Prime central London prices rose by 0.1% last month to take annual growth to 1.2% while prime central London rents dipped by 0.3%, says the report from real estate firm Knight Frank.
The data also shows that price growth for prime property in some regional hubs continues to outperform the wider prime country house market.
The stability in UK property prices is likely to be underpinned by a further period of ultra-low interest rates and a solid, although slowing, economic recovery but the report warns that the political outlook is less clear as an European Union referendum draws closer.
Grainne Gilmore, head of UK residential research at Knight Frank, pointed out that interest rates being left unchanged by the Bank of England for the 83rd consecutive month in February was not a surprise.
‘But the data released by the Bank when announcing its decision has led economists and markets to change their expectations about when rates may start to rise. Whereas many had forecast a rise around the middle of the year, the verdict is now that rates are on hold until the final quarter of the year, if not 2018,’ she said.
‘This change was prompted by the Bank’s forecasts, showing muted inflation and wage growth in the coming years as well as a downgrade in forecast GDP growth. The central bank now expects 2.2% GDP growth this year, instead of 2.5%. The slower growth is attributed to global economic conditions, not least the effect lower oil prices are having on many economies around the world,’ she explained.
‘However, senior bank officials were clear that the UK economy was still experiencing a solid recovery and that the fall in oil prices was a net good for UK consumers, helping boost consumption and therefore wage growth,’ she added.
Households expect prices to continue rising this year according to the latest House Price Sentiment Index (HPSI) from Knight Frank and Markit Economics. Any reading above 50 on this index, which is a bellwether for house prices, suggests prices are rising, or are set to rise.

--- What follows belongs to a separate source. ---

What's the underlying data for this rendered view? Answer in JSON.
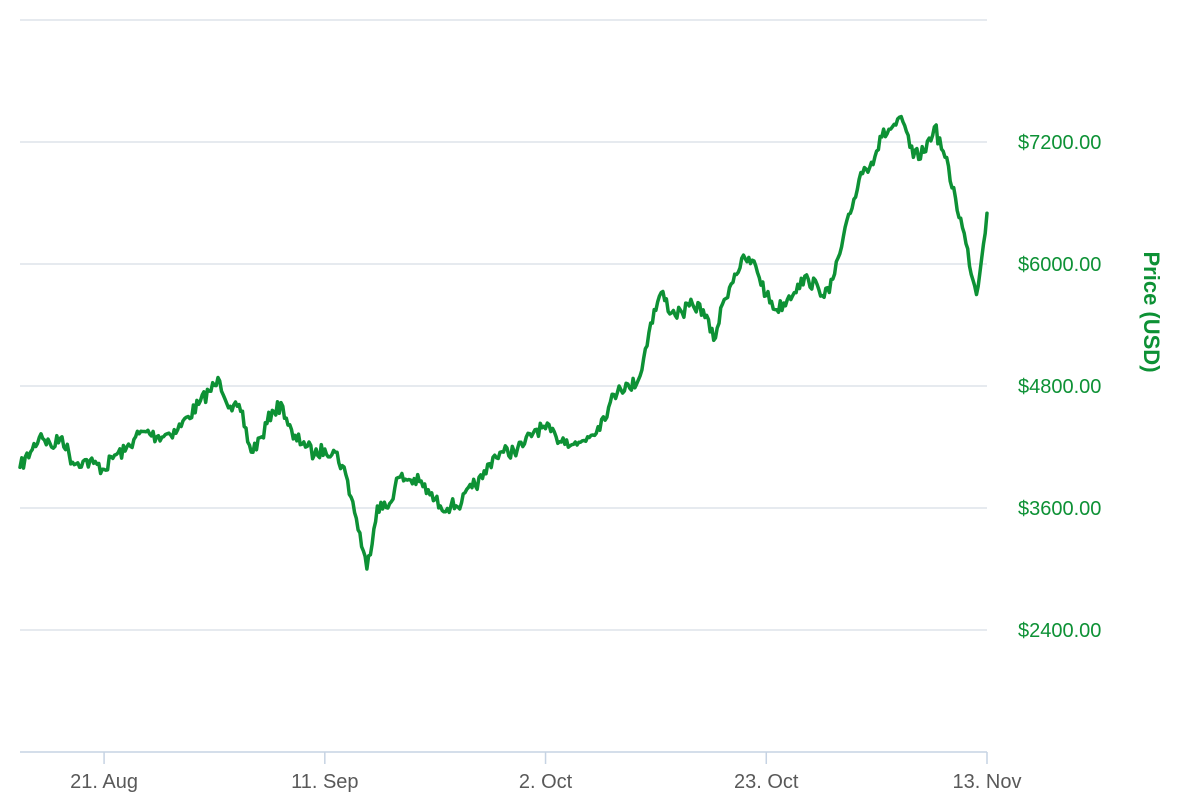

The future index has now been above 50 for 35 consecutive months.
However, Gilmore also said that the outlook for 2016 must take into account the policy changes and political decisions which will be made this year, not least another change to the stamp duty regime in April, the Mayoral Elections in London in May and a possible decision on whether the UK should stay in the European Union.
‘As seen following the stamp duty changes in December 2014, and last year’s General Election, the market can adjust to political and policy changes, but periods of uncertainty can take their own toll on market activity,’ she added.
While prime central London property prices edged up by 0.1% in January, taking the annual increase to 1.2%, a breakdown of the data shows that the market remains localised with growth ranging from 7.7% in Islington to a fall of 6.4% in Knightsbridge.
‘Sales volumes also picked up towards the end of 2015, reflecting vendors responding to the recent trends in the market around pricing, especially in light of the stamp duty changes brought into force in late 2014,’ said Gilmore.
‘Viewing levels also increased in January, although the price sensitive nature of the market is also shown in a slightly higher fall-through in sales volumes, with a 7% increase in the number of properties withdrawn from sale in 2015 compared to 2014,’ she added.
The figures also show that in the country market, prices rose by 3.1% in 2015, but several key urban markets outperformed this growth, with 10.6% growth in prime markets in Cheltenham, 6.6% in Bristol and 4.5% in Bath during the year. Prime prices in Oxford rose by 1.3%, but this followed around 6% growth in 2014.
‘Key to the outperformance in these towns has been good transport links, especially to London, good schools and amenities. In Oxford, around one in 10 buyers are relocating from London or the wider South East,’ Gilmore said.
She added that there could be a further flurry of activity in the coming months as buyers purchasing additional properties seek to beat the 01 April deadline at which point extra stamp duty will be levied on these transactions.